I read this article today about how Google’s Toolbar takes an aggressive stand against someone changing the “default search” provider in IE. Wow – this is pretty aggressive!
Now, I’m sure people will start yelling at Microsoft, and maybe that is deserved. For the record though, Microsoft’s software doesn’t do this (yet).
Anyway, this problem of “software wars” is not new. And the OS should protect the poor user from it.
It all starts with a Cold War
During the Cold War, two competing programs will, invariably, put an option into their installers to override the competitor’s settings. Engineers, like me, at each company will complain that this is terrible and should never be done, but we are always overridden by business folks that are smarter.
Once the cold war starts, it begins to escalate. First, one side will make it so that the software *always* overrides the competitor’s settings, without giving the user a choice. Then, the other will respond with something equally clever, like additional popup warnings or something silly like that.

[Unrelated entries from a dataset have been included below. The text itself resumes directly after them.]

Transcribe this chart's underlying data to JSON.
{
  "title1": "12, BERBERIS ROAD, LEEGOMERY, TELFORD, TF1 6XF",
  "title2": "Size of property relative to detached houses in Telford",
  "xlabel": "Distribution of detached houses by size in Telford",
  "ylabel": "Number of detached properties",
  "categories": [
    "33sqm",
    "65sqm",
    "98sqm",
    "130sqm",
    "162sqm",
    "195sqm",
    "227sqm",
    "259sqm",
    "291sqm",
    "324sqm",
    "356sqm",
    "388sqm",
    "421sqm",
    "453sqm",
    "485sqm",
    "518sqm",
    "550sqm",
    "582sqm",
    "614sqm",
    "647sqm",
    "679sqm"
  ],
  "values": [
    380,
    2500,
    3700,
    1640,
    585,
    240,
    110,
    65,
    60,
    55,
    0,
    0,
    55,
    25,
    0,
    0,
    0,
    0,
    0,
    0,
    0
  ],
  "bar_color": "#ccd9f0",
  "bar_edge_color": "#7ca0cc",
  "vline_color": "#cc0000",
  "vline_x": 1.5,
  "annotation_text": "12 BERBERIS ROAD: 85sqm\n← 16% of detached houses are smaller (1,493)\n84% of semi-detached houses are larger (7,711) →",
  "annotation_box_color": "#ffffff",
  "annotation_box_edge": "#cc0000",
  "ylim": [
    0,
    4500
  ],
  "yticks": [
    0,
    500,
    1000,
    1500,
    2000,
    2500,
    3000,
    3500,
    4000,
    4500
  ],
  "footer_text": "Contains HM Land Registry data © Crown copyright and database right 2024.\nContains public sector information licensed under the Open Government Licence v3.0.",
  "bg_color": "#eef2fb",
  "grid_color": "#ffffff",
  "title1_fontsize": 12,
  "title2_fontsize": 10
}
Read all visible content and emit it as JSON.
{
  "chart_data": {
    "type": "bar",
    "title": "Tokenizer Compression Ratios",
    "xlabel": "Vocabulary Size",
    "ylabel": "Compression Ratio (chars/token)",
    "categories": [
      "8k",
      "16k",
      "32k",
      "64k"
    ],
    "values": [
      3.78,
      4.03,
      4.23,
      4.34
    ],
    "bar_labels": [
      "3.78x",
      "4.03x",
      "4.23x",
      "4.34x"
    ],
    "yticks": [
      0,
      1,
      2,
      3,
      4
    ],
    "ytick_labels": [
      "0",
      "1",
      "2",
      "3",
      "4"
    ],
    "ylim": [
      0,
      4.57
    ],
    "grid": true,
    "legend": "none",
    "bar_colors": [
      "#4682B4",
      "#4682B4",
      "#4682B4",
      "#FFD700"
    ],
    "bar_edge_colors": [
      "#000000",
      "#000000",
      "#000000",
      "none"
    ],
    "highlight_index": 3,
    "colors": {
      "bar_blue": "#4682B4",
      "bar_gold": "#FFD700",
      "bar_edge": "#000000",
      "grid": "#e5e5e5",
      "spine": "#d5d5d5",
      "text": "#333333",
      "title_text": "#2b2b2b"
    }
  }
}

Eventually, the cold war turns into an all out war, with users as the casualties. In this phase, the product is installing executables on your system which run constantly just to monitor for the competitor’s software and do something different. Sadly, Google’s Toolbar has entered this phase.
How to Fix?
The operating system really ought to protect against this more readily. Why is it that one program can alter another program’s config without the user even knowing about it? It shouldn’t be allowed. So when any competitor changes the default IE settings, the OS ought to tell the user that this has happened, and let the user deal with it. It prevents any surruptitious altering of configurations, and educates the user at the same time. If we had this, the cold war probably never would start- because if either side instigated, the users would be able to knowingly protest immediately.